— Не понимаю, — признался Хейзит.
— Посуди сам. Поскольку все камни одинаковые, мы на все можем установить одинаковую цену. Тогда нам достаточно вести учет проданных штук. Большинству работников нашей каменной «пекарни» я бы положил обычное жалованье, а кого-то взял бы в долю. Разумеется, тебя. Может быть, Ниеракта, если мы решаем, что он нам подходит. С Эдлохом и прочими столующимися при замке я сам все решу.
— С Эдлохом?
— Ну кому-то же надо будет дать нам своих людей, получать заказы на строительство, перевозить камни и так далее. Кроме того, все это придется довольно строго охранять. Расходы неизбежны. Но это я, повторяю, беру на себя. Тебе же как главному в этом деле я предлагаю каждый десятый лиг’бурн. Что скажешь?
Локлан явно ждал потока благодарности за подобную щедрость, однако Хейзит только удивленно хлопал глазами. Заметив наступившее молчание, Локлан оторвался от созерцания гор, посмотрел на собеседника и рассмеялся.

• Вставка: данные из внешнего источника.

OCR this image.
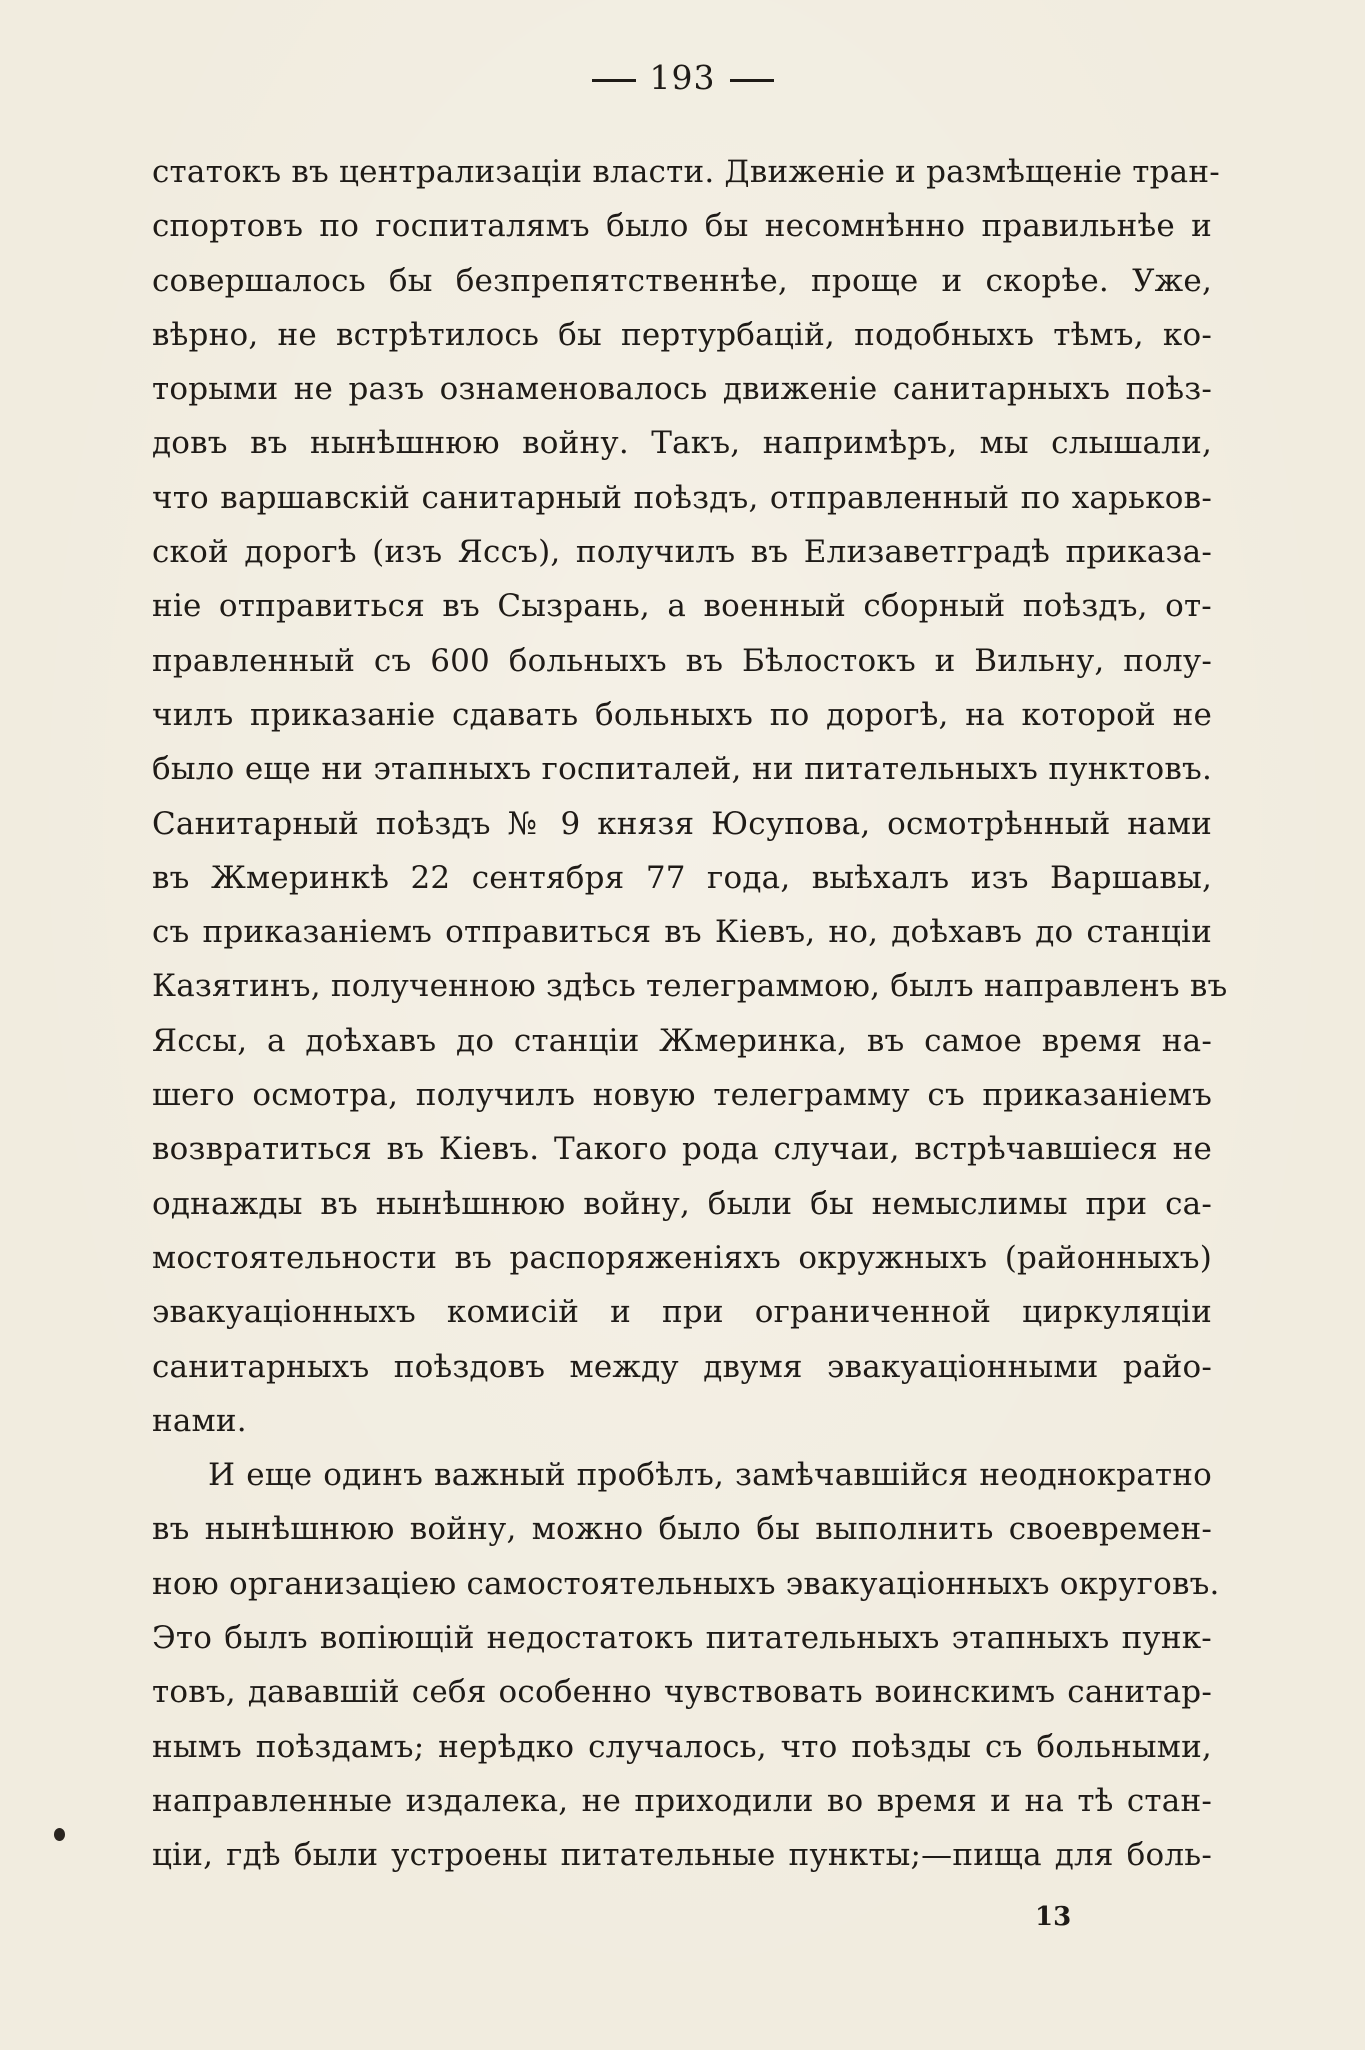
193
статокъ въ централизацiи власти. Движенiе и размѣщенiе тран-
спортовъ по госпиталямъ было бы несомнѣнно правильнѣе и
совершалось бы безпрепятственнѣе, проще и скорѣе. Уже,
вѣрно, не встрѣтилось бы пертурбацiй, подобныхъ тѣмъ, ко-
торыми не разъ ознаменовалось движенiе санитарныхъ поѣз-
довъ въ нынѣшнюю войну. Такъ, напримѣръ, мы слышали,
что варшавскiй санитарный поѣздъ, отправленный по харьков-
ской дорогѣ (изъ Яссъ), получилъ въ Елизаветградѣ приказа-
нiе отправиться въ Сызрань, а военный сборный поѣздъ, от-
правленный съ 600 больныхъ въ Бѣлостокъ и Вильну, полу-
чилъ приказанiе сдавать больныхъ по дорогѣ, на которой не
было еще ни этапныхъ госпиталей, ни питательныхъ пунктовъ.
Санитарный поѣздъ № 9 князя Юсупова, осмотрѣнный нами
въ Жмеринкѣ 22 сентября 77 года, выѣхалъ изъ Варшавы,
съ приказанiемъ отправиться въ Кiевъ, но, доѣхавъ до станцiи
Казятинъ, полученною здѣсь телеграммою, былъ направленъ въ
Яссы, а доѣхавъ до станцiи Жмеринка, въ самое время на-
шего осмотра, получилъ новую телеграмму съ приказанiемъ
возвратиться въ Кiевъ. Такого рода случаи, встрѣчавшiеся не
однажды въ нынѣшнюю войну, были бы немыслимы при са-
мостоятельности въ распоряженiяхъ окружныхъ (районныхъ)
эвакуацiонныхъ комисiй и при ограниченной циркуляцiи
санитарныхъ поѣздовъ между двумя эвакуацiонными райо-
нами.
И еще одинъ важный пробѣлъ, замѣчавшiйся неоднократно
въ нынѣшнюю войну, можно было бы выполнить своевремен-
ною организацiею самостоятельныхъ эвакуацiонныхъ округовъ.
Это былъ вопiющiй недостатокъ питательныхъ этапныхъ пунк-
товъ, дававшiй себя особенно чувствовать воинскимъ санитар-
нымъ поѣздамъ; нерѣдко случалось, что поѣзды съ больными,
направленные издалека, не приходили во время и на тѣ стан-
цiи, гдѣ были устроены питательные пункты;—пища для боль-
13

— У тебя вид обиженного ребенка, друг мой! Пора научиться скрывать свои чувства. Ладно, ладно, не куксись! Вижу, что ты опять меня неправильно понял. Я имел в виду, разумеется, не сами камни, от которых кошелек, естественно, не становится туже, а то, сколько они стоят. На самом деле я говорю об очень и очень больших деньгах. Причем не забудь, что ты не вкладываешь в них ничего, кроме своих знаний и времени, тогда как оставшиеся деньги идут на покрытие всех расходов.
— Да нет, я все прекрасно понимаю…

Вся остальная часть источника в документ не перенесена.